Tibalah hari Nyepi. Resepsionis hotel sudah mewanti-wanti penghuni hotel tidak membuat keributan. Lampu di kamar hotel boleh dinyalakan, tapi tidak suara tape atau TV. Untuk hal yang satu ini, ternyata orang bule sangat toleransi. Semua memilih menghabiskan waktu di hotel saja. Ada yang menghabiskan waktu ngobrol di lobby, berenang, atau cuma tidur-tiduran di pinggir kolam renang. Saya tidur-tiduran saja di kamar.

Malam harinya adalah puncak hari Nyepi. Di lobby dan halaman hotel cuma diterangi dengan lilin-lilin, sedangkan lampu di kamar-kamar hotel boleh dinyalakan. Senyap. Saya cuma mendengar suara air dari kolam renang. Sesekali tawa canda bule-bule yang menghabiskan malam di kolam renang hotel. Untung saja malam sebelumnya saya sudah menyiapkan banyak makanan dan cemilan.

Resepsionis hotelnya berbagi cerita tentang keadaan di luar (di jalan dan di rumah-rumah) saat hari Nyepi. Jangan coba-coba keluar pada siang hari kalo ngga mau kena denda. Dendanya juga ngga main-main jumlahnya. Bisa sampai ratusan ribu. Bahkan pernah ada warga asing yang kena denda 5 juta rupiah karena bermotor di jalan saat hari Nyepi. Yang bertugas menjaga dan memberi denda disebut ‘pecalang’, yang terdiri dari orang-orang non hindu termasuk orang muslim. Betapa indahnya bertoleransi.

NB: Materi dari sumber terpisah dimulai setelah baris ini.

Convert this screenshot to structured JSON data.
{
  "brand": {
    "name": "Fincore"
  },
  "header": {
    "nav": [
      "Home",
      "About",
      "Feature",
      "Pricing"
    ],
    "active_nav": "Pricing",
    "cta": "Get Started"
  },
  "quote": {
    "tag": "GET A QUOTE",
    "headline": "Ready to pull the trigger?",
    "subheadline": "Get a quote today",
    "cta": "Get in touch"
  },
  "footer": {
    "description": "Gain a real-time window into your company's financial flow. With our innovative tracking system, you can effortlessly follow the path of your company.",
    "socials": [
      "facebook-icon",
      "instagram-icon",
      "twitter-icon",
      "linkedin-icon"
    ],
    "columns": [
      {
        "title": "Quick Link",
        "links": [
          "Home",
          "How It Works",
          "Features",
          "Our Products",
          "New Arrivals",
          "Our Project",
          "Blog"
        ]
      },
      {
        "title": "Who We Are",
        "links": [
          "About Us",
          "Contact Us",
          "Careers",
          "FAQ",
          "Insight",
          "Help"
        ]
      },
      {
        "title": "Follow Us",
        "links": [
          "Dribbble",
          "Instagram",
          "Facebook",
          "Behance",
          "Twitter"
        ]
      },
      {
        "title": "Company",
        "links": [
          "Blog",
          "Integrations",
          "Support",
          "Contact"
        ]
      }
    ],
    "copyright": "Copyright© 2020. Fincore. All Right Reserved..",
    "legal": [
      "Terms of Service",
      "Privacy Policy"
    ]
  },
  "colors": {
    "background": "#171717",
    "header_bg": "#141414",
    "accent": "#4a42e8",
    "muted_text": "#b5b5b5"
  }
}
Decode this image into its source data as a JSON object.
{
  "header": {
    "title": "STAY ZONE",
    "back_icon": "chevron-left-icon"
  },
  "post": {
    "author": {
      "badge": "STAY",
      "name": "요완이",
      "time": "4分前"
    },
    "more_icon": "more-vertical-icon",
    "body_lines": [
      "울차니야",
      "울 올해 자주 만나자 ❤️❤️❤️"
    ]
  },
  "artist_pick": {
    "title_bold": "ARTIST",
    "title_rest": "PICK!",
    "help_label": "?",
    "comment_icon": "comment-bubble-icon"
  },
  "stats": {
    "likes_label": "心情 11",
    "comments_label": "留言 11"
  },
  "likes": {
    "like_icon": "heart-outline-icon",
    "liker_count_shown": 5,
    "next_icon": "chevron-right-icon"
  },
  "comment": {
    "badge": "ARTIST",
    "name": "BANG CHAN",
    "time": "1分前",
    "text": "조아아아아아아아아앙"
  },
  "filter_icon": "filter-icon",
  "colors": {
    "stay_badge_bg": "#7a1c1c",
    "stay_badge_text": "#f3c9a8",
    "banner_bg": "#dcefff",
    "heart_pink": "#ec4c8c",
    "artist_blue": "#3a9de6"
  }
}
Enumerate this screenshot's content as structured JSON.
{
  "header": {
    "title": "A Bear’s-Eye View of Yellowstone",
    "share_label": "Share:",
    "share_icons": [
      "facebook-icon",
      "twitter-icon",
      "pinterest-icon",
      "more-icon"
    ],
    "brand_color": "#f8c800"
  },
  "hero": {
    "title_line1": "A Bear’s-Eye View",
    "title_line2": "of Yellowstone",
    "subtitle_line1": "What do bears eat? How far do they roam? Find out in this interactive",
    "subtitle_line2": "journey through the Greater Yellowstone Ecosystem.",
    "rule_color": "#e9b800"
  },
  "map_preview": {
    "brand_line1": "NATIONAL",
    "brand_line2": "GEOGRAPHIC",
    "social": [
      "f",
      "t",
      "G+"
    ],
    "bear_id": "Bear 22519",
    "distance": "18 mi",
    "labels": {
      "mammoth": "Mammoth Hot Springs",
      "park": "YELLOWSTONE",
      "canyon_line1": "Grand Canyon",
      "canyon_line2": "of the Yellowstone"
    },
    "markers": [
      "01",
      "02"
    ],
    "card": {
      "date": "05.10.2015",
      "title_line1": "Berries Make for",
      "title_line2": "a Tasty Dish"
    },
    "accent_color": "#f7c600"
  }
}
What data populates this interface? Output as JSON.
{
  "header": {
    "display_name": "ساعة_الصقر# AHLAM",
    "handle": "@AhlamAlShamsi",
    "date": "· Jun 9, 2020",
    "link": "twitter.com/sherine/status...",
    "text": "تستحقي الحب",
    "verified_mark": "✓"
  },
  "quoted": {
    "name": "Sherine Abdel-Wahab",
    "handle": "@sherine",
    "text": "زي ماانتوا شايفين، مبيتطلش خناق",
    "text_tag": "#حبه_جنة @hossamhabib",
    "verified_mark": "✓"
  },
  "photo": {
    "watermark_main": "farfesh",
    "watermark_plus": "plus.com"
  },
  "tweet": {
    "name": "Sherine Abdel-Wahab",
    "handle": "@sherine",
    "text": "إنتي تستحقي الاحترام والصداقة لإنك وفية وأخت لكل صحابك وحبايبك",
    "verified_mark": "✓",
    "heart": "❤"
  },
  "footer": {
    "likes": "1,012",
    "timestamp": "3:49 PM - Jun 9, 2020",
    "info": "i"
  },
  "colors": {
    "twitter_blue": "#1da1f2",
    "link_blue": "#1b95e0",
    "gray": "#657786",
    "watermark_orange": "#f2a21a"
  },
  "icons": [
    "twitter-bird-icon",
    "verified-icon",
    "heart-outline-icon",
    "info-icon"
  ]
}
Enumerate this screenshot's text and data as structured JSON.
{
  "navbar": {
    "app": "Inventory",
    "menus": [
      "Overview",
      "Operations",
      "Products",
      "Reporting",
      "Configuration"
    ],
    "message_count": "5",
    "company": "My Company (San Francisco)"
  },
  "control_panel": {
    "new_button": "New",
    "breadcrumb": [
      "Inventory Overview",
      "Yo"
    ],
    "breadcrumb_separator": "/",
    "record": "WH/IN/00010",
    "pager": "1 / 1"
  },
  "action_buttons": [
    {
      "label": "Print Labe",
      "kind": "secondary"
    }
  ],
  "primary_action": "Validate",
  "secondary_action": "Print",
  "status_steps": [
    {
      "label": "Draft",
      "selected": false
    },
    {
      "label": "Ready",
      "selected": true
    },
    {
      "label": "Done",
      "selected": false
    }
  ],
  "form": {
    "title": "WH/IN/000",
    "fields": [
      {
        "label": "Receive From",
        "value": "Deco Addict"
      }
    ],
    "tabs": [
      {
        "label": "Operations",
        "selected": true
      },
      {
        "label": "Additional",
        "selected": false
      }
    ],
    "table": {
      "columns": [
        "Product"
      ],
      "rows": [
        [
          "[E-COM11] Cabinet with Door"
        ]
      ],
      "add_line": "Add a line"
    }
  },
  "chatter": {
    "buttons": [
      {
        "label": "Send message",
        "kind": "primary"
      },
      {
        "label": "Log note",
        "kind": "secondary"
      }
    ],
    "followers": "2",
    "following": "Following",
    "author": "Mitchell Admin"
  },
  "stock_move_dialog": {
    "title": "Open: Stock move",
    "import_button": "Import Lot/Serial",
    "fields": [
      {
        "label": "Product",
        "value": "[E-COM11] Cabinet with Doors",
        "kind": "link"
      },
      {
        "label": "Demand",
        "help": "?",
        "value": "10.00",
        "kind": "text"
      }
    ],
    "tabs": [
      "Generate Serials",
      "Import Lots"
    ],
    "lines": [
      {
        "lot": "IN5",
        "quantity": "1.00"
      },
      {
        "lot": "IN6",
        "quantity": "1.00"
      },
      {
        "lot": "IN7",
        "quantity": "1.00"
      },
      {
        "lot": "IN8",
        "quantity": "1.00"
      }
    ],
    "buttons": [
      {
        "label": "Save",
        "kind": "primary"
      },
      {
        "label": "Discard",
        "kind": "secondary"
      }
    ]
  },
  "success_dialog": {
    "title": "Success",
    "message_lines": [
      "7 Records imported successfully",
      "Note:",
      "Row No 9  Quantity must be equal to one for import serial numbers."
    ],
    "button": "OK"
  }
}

Esok harinya semua aktifitas kembali normal. Toko-toko dan hotel-hotel tidak tampak senyap lagi, dan turis-turis pun kembali melenggang di jalan. Saya pun bersiap-siap mengunjungi obyek-obyek wisatanya. Ah, akhirnya bisa juga saya melewati hari Nyepi di Bali ini. Terbayang saya akan kembali bersama sang suami, untuk me’nyepi’ dan berbulan madu…

5 comments:

Tari Mokui said...

Nyepi 2k6 aku masih di Denpasar, karena tinggalnya di tengah umat Hindu, benar2 kerasa gelap+sepi+senyap...alhasil sepanjang malam nonton film dalam gelap...
kalo kedapatan kadang2 selain bayar denda kudu bersihin pura juga..
oh iya, kalo ke bali kudu urus2 KIPEM juga ..kalo ga bayar denda bisa2 diciduk ma pecalangnya...
anyway, i have such a great time in DPS...

try said...

Yup, emang asyik banget yah, ngerasain Nyepi di tempat 'asalnya' : D

Diah Alsa said...

waahhh asyiknya mi, kk.. lain kali qta ajak pi jg saya klo mw jalan2.. hehehh

btw cuit22.. kapan pi itu qta me'nyepi' skalian bulan madu ma suami??? xiixixi *kabuurrrrr*

Anak Agung Ngurah Gde Sapteka said...

Nice blog. See more about pecalang at http://www.sapteka.net/pecalang.htm

Ayumi Galuh said...

Bali emang cocok dijadikan tempat liburan favorit.